Von Klaus Bonanomi - Beide werden sie von einem Ältestenrat regiert… Es sind gute Zeiten für böse Sprüche, denke ich mir beim Betrachten der heutigen Zeitung: Vorweihnächtliche Schlüsselübergabe im Finanzministerium, ein älterer Grauhaariger und ein älterer Glatzkopf lächeln gemeinsam in die Kamera, und wer es nicht wüsste, käme angesichts dieses Bildes nicht auf die Idee, dass der eine der beiden der abtretende und der andere der neu antretende Bundesrat ist: Ein 61-jähriger ersetzt einen 62-jährigen, Mut zum Aufbruch heisst das wohl.
Oder Mut zum Abbruch, denn Hans-Rudolf Merz eilt der Ruf voraus, ein ganz eiserner Sparer zu sein. Wir werden sehen. Sparen ist ja ohnehin im Trend, auch bei den Medien wird abgebaut. Zwar, die Börsenseiten werden vom Volk der KleinaktionärInnen in guten wie in schlechten Zeiten konsultiert; der Sportteil interessiert in der Seglernation Schweiz, ungeachtet ob unsere Skifahrer nun langsam oder schnell die Pisten hinunterrutschen. Politik ist wichtig und gibt viel her, gerade in diesen „struben“ Zeiten; und über Unglücksfälle & Verbrechen liest man und frau immer wieder gerne, schon nur um sich zu vergewissern, dass es einem selber besser geht: Bei all diesen Ressorts kann man schlecht sparen, da würde das Publikum reklamieren. Bleibt also noch die Kultur, oder schöner: das Feuilleton als bevorzugte Spielwiese der Sparer in den Zeitungs-Chefetagen.
Beim Tages-Anzeiger werden fünf Kultur-RedaktorInnen entlassen, es gibt täglich eine bis zwei Kulturseiten weniger, und der Leiter des Kulturressorts, der diesen Sparkurs offenbar nicht mittragen will, muss gehen. Die Basler Zeitung stellt ihre Wochenend-Beilage ein, und auch Le Temps in Genf spart. Anderswo hatte die Kultur gar nie einen grossen Stellenwert, etwa beim St. Galler Tagblatt, wo die tägliche Kulturseite irgendwo zwischen Reklame und Publireportagen versteckt ist, als ob man sich ihrer schämte. Auch die Berner Zeitung platziert ihre Kulturseiten (oftmals ist es auch nur noch eine pro Tag) im wenig publikumswirksamen hinteren Teil des zweiten Bundes. Gar nicht zu reden vom Schweizer Fernsehen: Hier ist die Kulturberichterstattung eine ewige Baustelle, werden Film- und Kultursendungen eingeführt und wieder eingestellt, weil sie unter Ausschluss der Öffentlichkeit spätnachts oder am Sonntag früh stattfinden und, oh Wunder, kein Publikum finden. In tagesaktuellen Sendungen wie der Tagesschau kommt Kultur höchstens an einem ereignisarmen Sonntag zum Zug, mit einem Bericht über eine Ausstellung, untermalt von dezenter klassischer Musik.

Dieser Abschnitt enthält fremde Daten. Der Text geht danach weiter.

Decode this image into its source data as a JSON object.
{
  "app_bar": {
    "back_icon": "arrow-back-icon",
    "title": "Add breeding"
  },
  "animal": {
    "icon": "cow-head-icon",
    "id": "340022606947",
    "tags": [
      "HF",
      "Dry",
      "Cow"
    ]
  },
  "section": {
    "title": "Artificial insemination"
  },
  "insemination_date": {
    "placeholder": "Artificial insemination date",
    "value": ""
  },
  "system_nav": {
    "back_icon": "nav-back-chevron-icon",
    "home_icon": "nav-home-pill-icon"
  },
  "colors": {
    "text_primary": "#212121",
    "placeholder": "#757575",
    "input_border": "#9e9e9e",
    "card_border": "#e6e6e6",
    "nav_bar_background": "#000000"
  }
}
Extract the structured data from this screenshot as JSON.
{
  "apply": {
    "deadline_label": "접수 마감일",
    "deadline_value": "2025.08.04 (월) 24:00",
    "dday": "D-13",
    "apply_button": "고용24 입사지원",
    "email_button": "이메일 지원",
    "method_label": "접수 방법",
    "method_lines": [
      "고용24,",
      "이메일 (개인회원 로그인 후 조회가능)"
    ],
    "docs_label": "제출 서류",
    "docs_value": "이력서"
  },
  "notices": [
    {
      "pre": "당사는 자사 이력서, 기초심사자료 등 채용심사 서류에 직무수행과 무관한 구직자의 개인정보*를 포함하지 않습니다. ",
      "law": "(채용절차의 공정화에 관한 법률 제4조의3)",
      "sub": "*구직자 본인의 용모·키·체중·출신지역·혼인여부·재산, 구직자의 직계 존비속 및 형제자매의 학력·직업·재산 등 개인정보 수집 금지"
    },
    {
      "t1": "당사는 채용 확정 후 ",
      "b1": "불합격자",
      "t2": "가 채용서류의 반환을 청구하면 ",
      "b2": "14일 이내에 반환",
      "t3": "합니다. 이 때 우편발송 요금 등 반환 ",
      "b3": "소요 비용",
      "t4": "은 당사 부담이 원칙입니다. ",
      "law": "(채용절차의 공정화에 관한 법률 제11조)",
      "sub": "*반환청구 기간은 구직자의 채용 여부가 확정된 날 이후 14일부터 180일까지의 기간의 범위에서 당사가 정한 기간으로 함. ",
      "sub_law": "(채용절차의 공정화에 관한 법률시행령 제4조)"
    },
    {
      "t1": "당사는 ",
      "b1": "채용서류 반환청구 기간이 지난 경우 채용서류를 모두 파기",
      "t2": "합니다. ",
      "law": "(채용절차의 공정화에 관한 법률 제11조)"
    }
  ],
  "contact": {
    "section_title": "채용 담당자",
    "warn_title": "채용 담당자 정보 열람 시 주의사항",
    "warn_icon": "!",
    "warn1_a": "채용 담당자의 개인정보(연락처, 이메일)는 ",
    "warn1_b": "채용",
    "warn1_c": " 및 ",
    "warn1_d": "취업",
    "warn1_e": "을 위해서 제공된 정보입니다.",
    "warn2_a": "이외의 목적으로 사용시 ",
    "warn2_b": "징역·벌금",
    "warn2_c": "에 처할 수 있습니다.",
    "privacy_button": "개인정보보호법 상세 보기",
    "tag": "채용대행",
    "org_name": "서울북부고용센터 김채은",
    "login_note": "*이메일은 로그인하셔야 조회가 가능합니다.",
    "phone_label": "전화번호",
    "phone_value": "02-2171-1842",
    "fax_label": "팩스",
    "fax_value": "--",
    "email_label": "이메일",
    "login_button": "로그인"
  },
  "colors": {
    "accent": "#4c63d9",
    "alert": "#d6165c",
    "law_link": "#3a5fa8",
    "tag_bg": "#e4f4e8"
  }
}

„Das Feuilleton war nie ein Quotenbringer“, hat das Magazin Facts erkannt. „Der Kulturjournalismus wird zurückgestutzt. Die Feuilletons haben an Bedeutung verloren — vor allem, weil sie zu unkritisch waren.“ Das mag sein; doch gerade in dieser Situation wird wieder mal am falschen Ort gespart: Wenn weniger Platz zur Verfügung steht und kompetente Kultur-Fachleute entlassen werden, dann wird im Kulturteil notgedrungen fast nur noch das Populäre diskutiert. Die Kulturberichterstattung wird — wie ihr Berichtsgebiet selber — immer mehr event-orientiert: Keine Zeitung, die dieser Tage nicht über die grosse „Carmen“-Aufführung im Hallenstadion berichtet, Alain de Bottons neue Erleuchtungen gewürdigt oder den Filmstart des „Herrn der Ringe“ beschrieben hätte. Natürlich findet gelegentlich auch Ausgefalleneres und Exotischeres statt, aber kultur- und gesellschaftspolitische Debatten, Rede und Gegenrede, Reflexionen über den Tag findet man heute fast nur noch im gut dotierten Feuilleton bei der NZZ oder bei der WOZ. Diese lieferte kürzlich frei Haus eine 16-seitige Beilage über „Musik und Politik im globalen Rauschen“: Überraschend, vielseitig, manchmal auch etwas abgehoben und ärgerlich, aber nie langweilig. Etwas mehr von dieser Streitkultur wünsche ich mir auch von anderen Medien im neuen Jahr!